Any SEO 2020 predictions?
I know that about 50% of what I predict will probably not happen but 50% definitely will. Seriously, I looked up SEO predictions over the last 10 years from major SEOs and it’s funny to see that we were saying the exact same things in 2012 about content strategies, 2014 about mobile and 2016 about authority.
We can see good old tricks still working and being employed for backlinks. I am actually really surprised that Google still has to impose penalties manually quite honestly, as they talk a lot about machine learning and AI that can be implemented on identifying spammers. I believe that this is the next big thing we can expect from Google.
Google has started to make some really great algorithmic improvements recently so it would not surprise me that the search engine giant will no longer be a place where spammers can “cheat”. I think this cheating will either go down significantly or be completely gone.
With regards to content, I’ve seen a couple of amazing things on automated content production (real life application of machine learning). This could be a massive game changer for SEO and search engines in the next couple of years and is probably something people should keep in mind. Google is looking for good content, but when you cannot produce high quality content as frequently as technology, someday a robot is going to replace you.
How is SEO industry in France?
It’s clear that the French market holds technological superiority with regards to SEO, you can see it since we have companies like OnCrawl and Botify originating from France. However, there is a gap with marketing that other countries perform better. That said though, the best froggy crawler is from the UK, which is fun actually so they got us there 😉
Best SEO conferences ?
I’ve done mainly conferences in France and only a couple in the UK (Leeds, Brighton, SMX) so I will wait to see Seattle or Vegas to tell you where to go 🙂
You should come to WeLoveSEO in Paris (October each year). It is an event organised by Myposeo that brings together influential people from the SEO industry to share their expertise and network with each other. If that doesn’t convince you then you should know that the food is amazing (French of course) and alcohol is free (for me at least).
If you could change how Google works what would that be?
Never thought about that really. Honestly, in my opinion, I think they have proven that it’s working great just the way it is. They keep their users first so it’s not just about the revenue for them but everything surrounds relevancy in the results and value to the user
I’ve tried to use different search engines sometimes and always come to the same conclusion which is, I really want to give you my personal data so you can give me a better experience when searching. Other search engines just simply don’t know how to give you what you need so seamlessly.
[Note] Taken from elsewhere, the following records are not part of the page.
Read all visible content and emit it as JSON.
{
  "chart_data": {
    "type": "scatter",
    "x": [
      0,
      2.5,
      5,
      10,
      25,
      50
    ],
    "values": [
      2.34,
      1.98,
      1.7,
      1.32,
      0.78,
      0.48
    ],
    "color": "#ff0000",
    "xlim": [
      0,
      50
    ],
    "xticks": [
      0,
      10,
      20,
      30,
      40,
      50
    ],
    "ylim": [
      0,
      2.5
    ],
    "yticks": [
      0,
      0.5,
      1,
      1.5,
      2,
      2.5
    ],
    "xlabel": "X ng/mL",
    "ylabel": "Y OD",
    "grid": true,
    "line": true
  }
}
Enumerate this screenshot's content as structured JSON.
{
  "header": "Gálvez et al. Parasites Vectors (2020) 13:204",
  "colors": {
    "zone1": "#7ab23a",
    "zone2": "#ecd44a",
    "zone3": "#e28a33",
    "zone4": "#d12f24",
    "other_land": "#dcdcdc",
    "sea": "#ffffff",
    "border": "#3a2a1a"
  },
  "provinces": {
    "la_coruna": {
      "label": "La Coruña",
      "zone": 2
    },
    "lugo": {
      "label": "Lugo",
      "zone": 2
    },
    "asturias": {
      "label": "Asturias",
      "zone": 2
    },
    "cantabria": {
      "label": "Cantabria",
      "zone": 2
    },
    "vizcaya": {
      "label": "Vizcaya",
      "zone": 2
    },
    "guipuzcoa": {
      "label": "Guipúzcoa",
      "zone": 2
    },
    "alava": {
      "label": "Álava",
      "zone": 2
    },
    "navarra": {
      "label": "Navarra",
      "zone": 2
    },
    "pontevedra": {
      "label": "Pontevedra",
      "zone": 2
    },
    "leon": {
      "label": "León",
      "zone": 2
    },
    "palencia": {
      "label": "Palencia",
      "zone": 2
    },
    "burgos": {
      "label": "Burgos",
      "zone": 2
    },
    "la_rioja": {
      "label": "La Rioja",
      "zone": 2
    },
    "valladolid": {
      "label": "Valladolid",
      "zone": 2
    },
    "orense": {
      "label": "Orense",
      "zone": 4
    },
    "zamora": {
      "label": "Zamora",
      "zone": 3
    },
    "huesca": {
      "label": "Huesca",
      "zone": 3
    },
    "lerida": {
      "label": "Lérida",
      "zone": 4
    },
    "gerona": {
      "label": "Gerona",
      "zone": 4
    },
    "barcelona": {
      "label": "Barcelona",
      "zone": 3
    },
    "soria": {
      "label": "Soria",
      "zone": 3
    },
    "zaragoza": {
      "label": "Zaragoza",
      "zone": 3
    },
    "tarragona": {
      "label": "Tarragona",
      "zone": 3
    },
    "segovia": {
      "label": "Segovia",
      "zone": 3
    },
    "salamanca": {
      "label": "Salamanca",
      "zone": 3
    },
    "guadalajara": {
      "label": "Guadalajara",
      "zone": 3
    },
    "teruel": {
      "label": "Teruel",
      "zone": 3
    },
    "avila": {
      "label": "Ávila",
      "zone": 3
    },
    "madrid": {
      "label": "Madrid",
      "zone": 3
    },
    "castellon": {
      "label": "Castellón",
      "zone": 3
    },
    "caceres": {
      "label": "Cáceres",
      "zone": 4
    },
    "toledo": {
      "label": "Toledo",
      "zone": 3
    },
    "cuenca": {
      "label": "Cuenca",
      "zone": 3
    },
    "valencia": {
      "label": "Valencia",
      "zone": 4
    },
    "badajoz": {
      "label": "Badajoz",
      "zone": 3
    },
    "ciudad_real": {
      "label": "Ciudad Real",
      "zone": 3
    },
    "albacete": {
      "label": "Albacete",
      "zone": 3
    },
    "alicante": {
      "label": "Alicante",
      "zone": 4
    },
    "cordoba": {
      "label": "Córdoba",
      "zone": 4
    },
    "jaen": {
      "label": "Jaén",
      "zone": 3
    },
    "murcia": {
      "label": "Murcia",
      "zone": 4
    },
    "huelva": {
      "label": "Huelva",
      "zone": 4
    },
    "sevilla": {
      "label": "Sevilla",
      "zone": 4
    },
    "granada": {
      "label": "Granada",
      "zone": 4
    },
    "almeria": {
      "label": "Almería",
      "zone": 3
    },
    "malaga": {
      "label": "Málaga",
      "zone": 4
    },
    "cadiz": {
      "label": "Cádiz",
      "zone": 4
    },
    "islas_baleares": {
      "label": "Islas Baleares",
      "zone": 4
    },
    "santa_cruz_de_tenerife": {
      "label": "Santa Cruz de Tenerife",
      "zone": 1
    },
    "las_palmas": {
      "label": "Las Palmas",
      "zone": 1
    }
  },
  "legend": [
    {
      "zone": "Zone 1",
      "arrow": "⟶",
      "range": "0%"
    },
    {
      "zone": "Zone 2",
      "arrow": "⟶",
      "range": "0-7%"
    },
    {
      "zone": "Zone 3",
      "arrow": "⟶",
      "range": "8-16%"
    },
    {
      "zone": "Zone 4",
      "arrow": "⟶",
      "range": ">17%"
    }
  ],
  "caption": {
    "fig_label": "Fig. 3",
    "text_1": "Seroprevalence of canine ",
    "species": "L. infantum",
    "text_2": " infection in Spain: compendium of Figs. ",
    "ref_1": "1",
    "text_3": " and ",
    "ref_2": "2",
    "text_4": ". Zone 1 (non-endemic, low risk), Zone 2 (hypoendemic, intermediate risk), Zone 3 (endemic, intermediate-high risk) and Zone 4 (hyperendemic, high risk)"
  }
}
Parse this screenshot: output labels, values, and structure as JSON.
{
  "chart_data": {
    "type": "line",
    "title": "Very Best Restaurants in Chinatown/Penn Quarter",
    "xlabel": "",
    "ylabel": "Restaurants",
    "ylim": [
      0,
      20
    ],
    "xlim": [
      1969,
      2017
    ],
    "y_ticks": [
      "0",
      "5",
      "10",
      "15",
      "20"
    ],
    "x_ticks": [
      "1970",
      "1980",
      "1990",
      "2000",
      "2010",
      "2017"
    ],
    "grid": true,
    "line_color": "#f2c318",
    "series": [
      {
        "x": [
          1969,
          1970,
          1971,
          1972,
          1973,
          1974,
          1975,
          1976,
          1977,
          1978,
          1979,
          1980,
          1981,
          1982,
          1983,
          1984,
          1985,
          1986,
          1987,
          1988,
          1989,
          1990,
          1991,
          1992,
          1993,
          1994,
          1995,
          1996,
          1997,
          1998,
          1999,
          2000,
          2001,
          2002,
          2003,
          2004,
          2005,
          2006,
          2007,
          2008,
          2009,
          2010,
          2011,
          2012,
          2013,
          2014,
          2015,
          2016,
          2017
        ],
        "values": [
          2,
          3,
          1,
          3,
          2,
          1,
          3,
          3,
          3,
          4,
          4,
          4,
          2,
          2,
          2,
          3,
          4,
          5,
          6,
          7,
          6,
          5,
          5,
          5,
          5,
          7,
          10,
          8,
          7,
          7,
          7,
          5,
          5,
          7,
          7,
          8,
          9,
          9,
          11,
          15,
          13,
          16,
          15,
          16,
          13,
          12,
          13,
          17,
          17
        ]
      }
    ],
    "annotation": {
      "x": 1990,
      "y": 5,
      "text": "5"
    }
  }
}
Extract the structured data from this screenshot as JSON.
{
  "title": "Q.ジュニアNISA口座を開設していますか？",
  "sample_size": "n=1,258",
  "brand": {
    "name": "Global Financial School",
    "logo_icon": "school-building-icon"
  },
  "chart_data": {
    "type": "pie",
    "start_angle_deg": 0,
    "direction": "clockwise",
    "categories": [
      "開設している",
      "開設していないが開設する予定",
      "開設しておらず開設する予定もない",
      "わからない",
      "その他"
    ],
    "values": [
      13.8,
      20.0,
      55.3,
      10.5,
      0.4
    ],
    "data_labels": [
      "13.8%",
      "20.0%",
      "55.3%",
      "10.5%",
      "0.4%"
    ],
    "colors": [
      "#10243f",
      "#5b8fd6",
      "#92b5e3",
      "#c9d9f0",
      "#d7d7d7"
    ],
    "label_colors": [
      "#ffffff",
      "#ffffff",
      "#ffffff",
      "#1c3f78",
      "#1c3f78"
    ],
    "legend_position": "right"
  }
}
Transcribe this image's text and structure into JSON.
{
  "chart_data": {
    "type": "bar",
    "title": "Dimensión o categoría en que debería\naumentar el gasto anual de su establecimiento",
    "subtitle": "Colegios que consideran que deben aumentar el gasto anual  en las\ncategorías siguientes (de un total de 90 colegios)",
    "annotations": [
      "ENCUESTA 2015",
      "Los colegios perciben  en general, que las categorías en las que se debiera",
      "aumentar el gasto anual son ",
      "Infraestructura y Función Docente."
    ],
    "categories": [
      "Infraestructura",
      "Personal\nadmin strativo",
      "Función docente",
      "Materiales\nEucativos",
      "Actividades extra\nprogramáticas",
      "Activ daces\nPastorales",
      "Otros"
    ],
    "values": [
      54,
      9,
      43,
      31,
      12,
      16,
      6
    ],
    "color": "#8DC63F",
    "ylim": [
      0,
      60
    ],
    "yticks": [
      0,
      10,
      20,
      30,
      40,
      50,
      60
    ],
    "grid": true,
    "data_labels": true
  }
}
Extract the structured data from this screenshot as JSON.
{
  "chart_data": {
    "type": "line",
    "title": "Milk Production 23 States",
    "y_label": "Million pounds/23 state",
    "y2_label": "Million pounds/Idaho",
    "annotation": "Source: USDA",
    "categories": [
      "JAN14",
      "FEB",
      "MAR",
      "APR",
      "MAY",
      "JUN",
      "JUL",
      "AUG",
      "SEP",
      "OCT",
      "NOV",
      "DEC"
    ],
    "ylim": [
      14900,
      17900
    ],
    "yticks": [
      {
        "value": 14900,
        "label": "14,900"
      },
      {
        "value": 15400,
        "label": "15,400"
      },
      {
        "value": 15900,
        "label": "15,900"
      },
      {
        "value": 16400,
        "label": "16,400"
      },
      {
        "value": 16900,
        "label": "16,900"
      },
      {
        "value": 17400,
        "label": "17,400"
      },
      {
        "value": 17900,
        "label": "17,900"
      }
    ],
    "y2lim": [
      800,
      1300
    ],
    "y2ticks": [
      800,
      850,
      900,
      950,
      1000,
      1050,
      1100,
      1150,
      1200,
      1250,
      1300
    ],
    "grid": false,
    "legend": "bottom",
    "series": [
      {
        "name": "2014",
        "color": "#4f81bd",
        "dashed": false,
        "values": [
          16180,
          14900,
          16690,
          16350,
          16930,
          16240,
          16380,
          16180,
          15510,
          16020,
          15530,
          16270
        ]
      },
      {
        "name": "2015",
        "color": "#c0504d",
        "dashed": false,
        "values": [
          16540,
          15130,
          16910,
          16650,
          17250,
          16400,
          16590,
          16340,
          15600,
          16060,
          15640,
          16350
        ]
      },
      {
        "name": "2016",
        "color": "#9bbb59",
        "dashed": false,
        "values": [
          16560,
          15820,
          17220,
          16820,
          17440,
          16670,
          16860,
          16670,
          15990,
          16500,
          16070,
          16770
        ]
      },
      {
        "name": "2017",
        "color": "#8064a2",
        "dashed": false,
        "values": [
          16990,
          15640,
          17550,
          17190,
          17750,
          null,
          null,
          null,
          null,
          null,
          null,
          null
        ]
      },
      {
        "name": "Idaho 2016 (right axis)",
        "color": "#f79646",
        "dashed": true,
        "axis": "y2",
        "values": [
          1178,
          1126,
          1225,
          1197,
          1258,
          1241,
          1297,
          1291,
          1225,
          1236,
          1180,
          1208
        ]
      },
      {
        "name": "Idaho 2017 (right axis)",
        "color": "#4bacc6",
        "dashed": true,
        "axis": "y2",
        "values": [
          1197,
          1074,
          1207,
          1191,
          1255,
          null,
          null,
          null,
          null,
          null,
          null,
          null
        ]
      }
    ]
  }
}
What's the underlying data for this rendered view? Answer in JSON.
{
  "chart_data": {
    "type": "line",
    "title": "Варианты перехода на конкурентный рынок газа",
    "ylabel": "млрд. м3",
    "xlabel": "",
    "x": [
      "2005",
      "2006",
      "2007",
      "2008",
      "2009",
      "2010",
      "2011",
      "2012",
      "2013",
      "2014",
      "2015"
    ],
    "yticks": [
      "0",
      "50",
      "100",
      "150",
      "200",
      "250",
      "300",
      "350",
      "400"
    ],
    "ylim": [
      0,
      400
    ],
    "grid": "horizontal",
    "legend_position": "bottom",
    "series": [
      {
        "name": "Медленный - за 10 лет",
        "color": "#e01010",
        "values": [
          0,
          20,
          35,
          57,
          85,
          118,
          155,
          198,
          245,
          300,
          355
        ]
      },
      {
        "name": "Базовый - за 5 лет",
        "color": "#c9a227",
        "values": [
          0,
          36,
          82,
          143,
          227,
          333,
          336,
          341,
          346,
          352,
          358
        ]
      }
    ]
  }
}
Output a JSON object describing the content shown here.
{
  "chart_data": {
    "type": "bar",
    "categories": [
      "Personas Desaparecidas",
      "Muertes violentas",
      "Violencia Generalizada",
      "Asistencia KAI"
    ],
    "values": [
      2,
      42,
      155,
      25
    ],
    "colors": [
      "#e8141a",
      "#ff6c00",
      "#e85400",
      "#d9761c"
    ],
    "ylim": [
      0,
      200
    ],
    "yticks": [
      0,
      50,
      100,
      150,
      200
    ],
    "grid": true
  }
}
If I had to pick and choose one thing that I would change, maybe I would hope they stop showing 4 ads right at the top of the page and display a white on white “ads” label so we can organically rank in position 1 above the fold again!
What would change in the SEO industry?
Nothing would ever change in the SEO industry, no matter how much Google changes. You will always see people trying to sneak in and find bigger and better ways to rank higher and higher and get the best visibility!
People to follow and why?
I could recommend a couple of French people but as good as they are in the French industry, they don’t really speak or write in English.
The best at this are probably : @loukilaymen, because he holds some really interesting conferences and gives great insight and advice about new occurrences that you never have time to work on. Or my friend @francoisgoube because he runs @OnCrawl and what they do is just amazing.
Alexandre is co-founder and CEO at Myposeo, an SEO software that help marketers to collect, organize and visualize SEO data for better decisions. Alexandre is also a mountain addict, a data lover and a basketball fan and player.